Kevin Dailey is a composer, multi-instrumentalist, record producer and mixer based in Nashville, Tennessee. As a producer, engineer, musician, composer or mixer, he has worked with Béla Fleck and the Flecktones, Mikky Ekko, Rome Fortune, Myzica, Skyway Man, SHEL, and Abigail Washburn. He is a member of the band Civil Twilight. He recently composed original score for Travis Rice's recent film, Depth Perception and season one of Queen America starring Catherine Zeta-Jones.

== Background ==
Dailey was born in Charlotte, North Carolina to a family of musicians. In 2007, he moved to Nashville, Tennessee. He joined the South African rock band Civil Twilight as a guitarist and keyboardist in 2012. On tour, he has shared the stage with Florence + the Machine, Mutemath, Young the Giant, Neon Trees, Silversun Pickups, and Of Monsters and Men.

Dailey engineered the album Rocket Science, by Béla Fleck and the Flecktones. The song "Life in Eleven" won Best Instrumental Composition at the 54th Annual Grammy Awards.
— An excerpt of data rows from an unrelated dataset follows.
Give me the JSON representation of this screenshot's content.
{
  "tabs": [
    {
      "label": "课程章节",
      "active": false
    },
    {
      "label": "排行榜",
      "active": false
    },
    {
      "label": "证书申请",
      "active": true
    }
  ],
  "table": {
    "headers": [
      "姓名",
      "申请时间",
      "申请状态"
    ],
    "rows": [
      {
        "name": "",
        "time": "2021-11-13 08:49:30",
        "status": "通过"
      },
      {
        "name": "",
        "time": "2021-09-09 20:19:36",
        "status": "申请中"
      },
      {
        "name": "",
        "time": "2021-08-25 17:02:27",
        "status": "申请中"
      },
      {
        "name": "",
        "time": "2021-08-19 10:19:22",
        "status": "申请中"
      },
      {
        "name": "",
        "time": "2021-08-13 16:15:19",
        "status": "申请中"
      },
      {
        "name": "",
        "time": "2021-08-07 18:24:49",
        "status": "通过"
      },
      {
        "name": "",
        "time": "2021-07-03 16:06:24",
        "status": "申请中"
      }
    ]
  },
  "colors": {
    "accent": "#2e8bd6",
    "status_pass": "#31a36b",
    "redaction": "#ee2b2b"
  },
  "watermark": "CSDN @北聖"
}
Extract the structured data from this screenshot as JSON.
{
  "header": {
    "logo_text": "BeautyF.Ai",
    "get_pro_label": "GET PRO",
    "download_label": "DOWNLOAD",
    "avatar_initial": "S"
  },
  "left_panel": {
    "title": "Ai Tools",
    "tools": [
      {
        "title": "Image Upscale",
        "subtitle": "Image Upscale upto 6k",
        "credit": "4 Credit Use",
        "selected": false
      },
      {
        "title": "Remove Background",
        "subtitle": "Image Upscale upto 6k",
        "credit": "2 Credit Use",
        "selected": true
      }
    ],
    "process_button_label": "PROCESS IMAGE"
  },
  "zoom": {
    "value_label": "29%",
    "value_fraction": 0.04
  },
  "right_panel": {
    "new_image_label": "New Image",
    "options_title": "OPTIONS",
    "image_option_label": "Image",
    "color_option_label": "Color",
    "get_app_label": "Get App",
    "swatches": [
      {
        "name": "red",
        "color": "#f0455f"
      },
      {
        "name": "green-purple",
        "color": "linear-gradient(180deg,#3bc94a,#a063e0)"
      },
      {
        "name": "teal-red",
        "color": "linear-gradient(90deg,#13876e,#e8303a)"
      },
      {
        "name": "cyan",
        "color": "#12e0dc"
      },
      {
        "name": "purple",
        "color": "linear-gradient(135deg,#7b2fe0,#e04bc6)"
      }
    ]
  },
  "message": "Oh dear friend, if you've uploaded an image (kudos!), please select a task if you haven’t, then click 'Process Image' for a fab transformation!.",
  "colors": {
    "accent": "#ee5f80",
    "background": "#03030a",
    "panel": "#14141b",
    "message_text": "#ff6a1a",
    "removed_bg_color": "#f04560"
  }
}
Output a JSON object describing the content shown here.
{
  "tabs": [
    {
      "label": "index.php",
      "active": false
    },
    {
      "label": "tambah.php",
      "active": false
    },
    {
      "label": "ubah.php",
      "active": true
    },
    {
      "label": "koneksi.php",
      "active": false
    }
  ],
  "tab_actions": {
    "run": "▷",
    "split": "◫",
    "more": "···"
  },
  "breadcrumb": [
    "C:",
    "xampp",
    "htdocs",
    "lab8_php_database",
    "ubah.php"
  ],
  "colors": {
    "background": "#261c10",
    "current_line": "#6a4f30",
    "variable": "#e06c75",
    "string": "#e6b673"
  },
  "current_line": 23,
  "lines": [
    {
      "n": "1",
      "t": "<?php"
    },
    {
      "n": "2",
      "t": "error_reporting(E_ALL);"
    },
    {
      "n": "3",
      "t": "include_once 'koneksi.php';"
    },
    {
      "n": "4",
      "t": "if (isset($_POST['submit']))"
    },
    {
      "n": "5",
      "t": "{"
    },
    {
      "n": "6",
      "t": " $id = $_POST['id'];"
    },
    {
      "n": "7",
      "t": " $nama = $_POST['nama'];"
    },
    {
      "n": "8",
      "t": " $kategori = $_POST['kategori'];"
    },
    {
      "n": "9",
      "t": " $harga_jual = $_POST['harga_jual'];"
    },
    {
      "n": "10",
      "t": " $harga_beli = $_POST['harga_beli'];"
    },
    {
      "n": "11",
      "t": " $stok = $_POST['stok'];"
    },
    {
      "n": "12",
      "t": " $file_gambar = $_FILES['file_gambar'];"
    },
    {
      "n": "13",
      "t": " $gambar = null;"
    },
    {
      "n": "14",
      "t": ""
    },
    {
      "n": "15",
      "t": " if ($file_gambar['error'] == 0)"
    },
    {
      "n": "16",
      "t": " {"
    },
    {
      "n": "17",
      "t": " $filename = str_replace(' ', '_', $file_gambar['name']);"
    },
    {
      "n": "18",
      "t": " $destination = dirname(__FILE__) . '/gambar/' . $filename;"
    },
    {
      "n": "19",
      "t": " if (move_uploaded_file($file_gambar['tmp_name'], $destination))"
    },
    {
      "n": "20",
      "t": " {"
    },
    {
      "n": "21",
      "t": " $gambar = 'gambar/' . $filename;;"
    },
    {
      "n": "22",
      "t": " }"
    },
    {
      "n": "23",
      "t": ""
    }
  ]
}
In 2012, Kevin, alongside longtime friend and collaborator Micah Tawlks, produced, arranged, and played on Anchor & Braille's record The Quiet Life for Tooth & Nail Records. In 2016, Dailey wrote the MYZICA track "We Belong Together", alongside Matthew Perryman Jones and Micah Tawlks. That same year, he played bass on the SHEL album "Just Crazy Enough". In 2017, he mixed the Skyway Man album Seen Comin’ From a Mighty Eye. In 2018, Dailey and SHEL composed the musical soundtrack for a Catherine Zeta-Jones Facebook Series Queen America.

Dailey runs Pioneer Sound, an independent, artist run recording studio and music production house based in Nashville.

Dailey is an artist for Magneto Guitars.